Мы проезжали мимо лагеря военнопленных: это были два гектара почвы, окруженной полосой минного поля, перерезанной посредине высокой оградой: колючая проволока под напряжением, две высокие сторожевые башни. А посредине — ничего, если не считать фигур, людских теней, лежащих, шатающихся стоя, сидящих, огороженных словно скотина на бесплодном пастбище. Несмотря на рев двигателя, я слышал их стоны и плач, и то не был какой-либо из человеческих языков, и я видел на них обрывки всех мундиров гражданской войны, и импровизированные палатки из одеял, землянки, мелкие углубления, выцарапанные в твердой, сухой земле и прикрытые одеялами, и ползающие по ним мягкие белые круги, отбрасываемые прожекторами. Ехали мы медленно, так что у меня было время приглядеться к тянущемуся вдоль дороги лагерю, и я видел, как солдаты в серых дэли со свастикой запускали вовнутрь новых пленных, и видел, как тут же на них набрасываются старшие обитатели, словно туча воробьев на сухую корку, и как бьют новичков кулаками, ножами и палками, как сдирают с них все: мундиры, обувь, все предметы, и как новые пленные — это те, что выжили — стоят под заходящим октябрьским солнцем голые, избитые, кровоточащие, словно бы новорожденные, некоторые заново мертвые, словно бы их человечность была поддана повторному определению, сейчас нет у них ни имен, ни чинов, у них имеются только лишь кулаки и зубы, ноги и сало на животах, которое позволит им пожить подольше, но может и мешать в драке.
И так же, как они, смотрели жмудинские женщины — и детки, и молодки, все ободранные от одежды, женщины, полоненные пруссами моими, когда напал есмь на жмудинское село в первом своем рейде: мужчин то мы убили, остальных же забрали в отрочество; и такова вот была война, заезжали на Жмудь, одним или парой братьев, парочкой рыцарей, что в гостях были и наемными стрельцами, вместе с легковооруженными пруссами; и жмудины точно так же на нашу Пруссию наезжали, сжигая и грабя, и беря в отрочество; и поляки наезжали на нас и на Жмудь, и на Литву, когда еще поляки с Литвой воевали, такая оно была война. И всегда те же самые взгляды, брал ли я в отрочество поморян, пруссов, махуров, жмудинов, русов — всегда одни и те же глаза.
Ну а теперь загон для пленных уже позади, мы приближались к месту жительства великого магистра. Въезжаем под противовоздушные маскировочные сетки, растянутые на высоких шестах; всю территорию они прикрывают словно саван, снизу же на них мы видим совершенно иной мир: поля, дороги, которых нет, и рощи, прикрывающие бункеры с бараками. Под сеткой же дремлют зенитки, полный набор, вижу немецкие acht coma acht, советские тяжелые пушки, легкие бофорсы и эрликоны, соединенные попарно и по четверо.

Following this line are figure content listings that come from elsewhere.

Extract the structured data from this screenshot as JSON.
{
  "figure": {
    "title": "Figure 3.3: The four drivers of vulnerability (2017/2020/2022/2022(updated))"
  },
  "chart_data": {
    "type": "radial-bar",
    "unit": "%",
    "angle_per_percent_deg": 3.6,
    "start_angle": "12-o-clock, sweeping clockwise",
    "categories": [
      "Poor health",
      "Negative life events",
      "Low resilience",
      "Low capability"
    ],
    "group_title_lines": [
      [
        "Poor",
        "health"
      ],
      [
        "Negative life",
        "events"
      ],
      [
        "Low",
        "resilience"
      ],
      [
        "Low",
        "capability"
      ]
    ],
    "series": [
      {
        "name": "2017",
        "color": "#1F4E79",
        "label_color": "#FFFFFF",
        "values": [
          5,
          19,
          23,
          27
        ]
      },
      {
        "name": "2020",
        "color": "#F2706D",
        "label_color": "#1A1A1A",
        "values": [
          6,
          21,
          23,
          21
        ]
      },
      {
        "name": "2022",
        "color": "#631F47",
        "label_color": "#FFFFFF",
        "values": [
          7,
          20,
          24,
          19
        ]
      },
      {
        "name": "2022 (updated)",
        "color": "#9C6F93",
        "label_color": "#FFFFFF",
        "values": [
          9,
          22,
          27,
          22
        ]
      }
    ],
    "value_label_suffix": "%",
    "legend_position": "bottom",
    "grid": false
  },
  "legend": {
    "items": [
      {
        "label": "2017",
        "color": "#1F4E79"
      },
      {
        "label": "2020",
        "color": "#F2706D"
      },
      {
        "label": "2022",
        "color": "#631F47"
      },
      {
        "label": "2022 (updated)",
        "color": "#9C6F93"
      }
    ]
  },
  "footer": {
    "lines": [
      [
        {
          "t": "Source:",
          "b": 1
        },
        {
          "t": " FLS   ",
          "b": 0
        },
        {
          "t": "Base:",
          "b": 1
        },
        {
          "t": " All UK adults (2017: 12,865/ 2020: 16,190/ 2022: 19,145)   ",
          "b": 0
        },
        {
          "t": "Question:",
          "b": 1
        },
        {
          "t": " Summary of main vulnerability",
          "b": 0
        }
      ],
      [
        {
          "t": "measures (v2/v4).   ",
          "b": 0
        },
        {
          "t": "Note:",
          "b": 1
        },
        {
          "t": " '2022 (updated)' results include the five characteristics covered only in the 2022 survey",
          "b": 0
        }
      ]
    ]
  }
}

Они дремлют, потому что давно уже не летают здесь самолеты, по крайней мере, не такие, которые были бы способны угрожать бункеру, возле которого Кёнигсегг ставит виллис.
Бетон бункера, и в нем, словно окаменелости в угольном пласте, отпечатаны слои досок опалубки, и еще отпечатаны буквы: Orden der Brüder das Dharma, и короткопалая, направленная по часовой стрелке свастика. Посредине могучие стальные двери, по обеим ее сторонам расположенные ступенчато глазницы бойниц и зрачки стволов.